30 October 2013

Who You Are is Enough


No one can make you feel inferior without your consent. –Eleanor Roosevelt

The importance of loving ourselves, making this our first priority in life, cannot be overstated. A healthy sense of self worth, being in possession of one’s self, is fundamental for acting in the world around us in ways that edify and minimize the potential for doing harm.

Feelings of inferiority are often a key signal that our self is in need of some care and attention from us, beginning with an acknowledgement and acceptance of both our potential for goodness and our potential for being far less than good.

Without this we cannot expect to function well in life because we are not living in alignment with this basic truth of human nature—that everybody is both wonderous on the one hand and tragically, inevitably flawed on the other.

So, the challenge is one of increasing our awareness of these two contradictory energies in ourselves, becoming more acquainted with their texture and flavour (so-to-speak), which will then allow us to manage them with much more skill and grace.

This, from my point of view, is how we learn to do as little harm as possible, but it isn’t a quick fix. Much education of both the mind and the heart is involved.

It’s about cultivating compassion beginning with ourselves, which at some point becomes natural to extend to others as well.

However, the road to success in these matters isn’t a straight line—patience is required.

We need to be gentle with ourselves as we make our way through varying degrees of successes and failures, the ups and downs, embracing them both, working with them as well as we know how at any given moment in time.

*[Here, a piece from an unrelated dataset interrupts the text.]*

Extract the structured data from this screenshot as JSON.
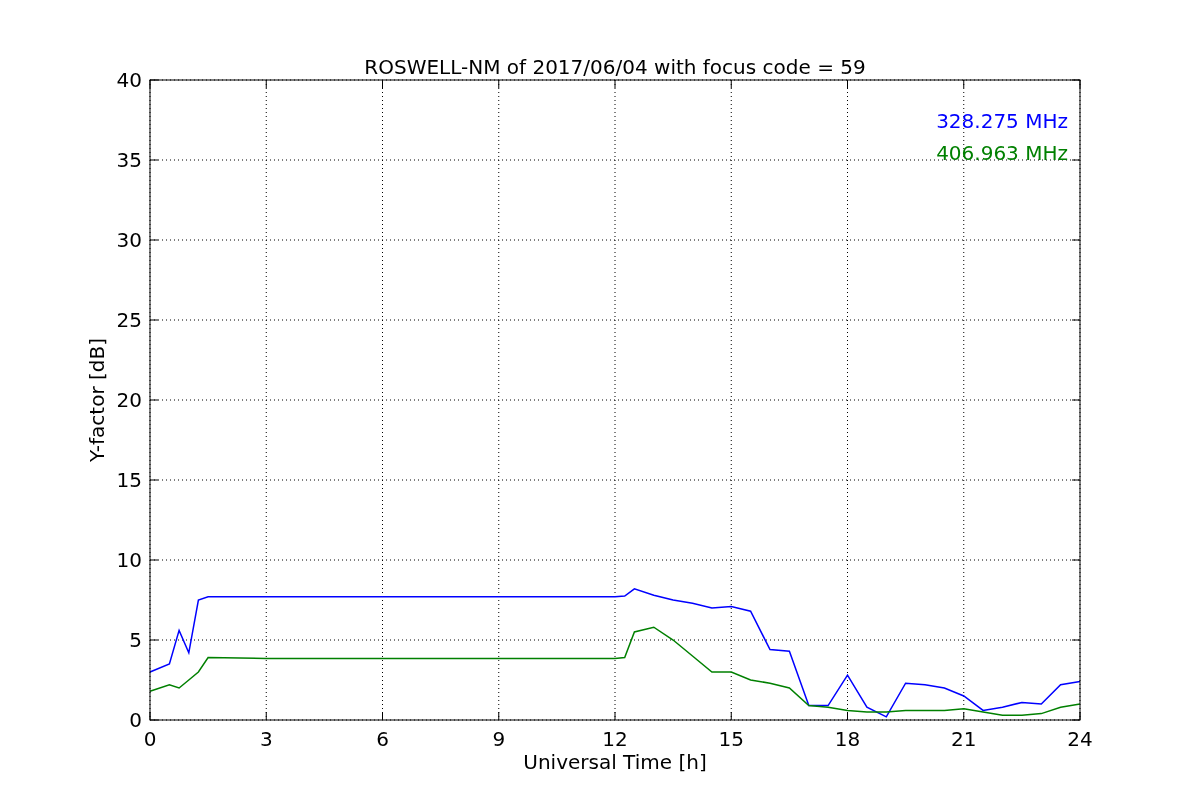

But as we mature, as we begin to bear fruit and feel just a little more worth our own attention and care, we will eventually sense that who we are is enough, not perfect according to the dictates of conventional wisdom, but perfectly, inevitably human—a condition paradoxically characterized by being perfectly imperfect.

This is the basis on which no one will ever make you feel inferior again, for how could they? We are all born of the same fundamental human impulses, no one of us better or worse than any other, except according to misguided beliefs or narratives that don’t serve anyone well.

It’s all about accepting the humanness of our condition, forgiving ourselves and others for the inevitable failures, being patient and always returning to home, to our center—to love.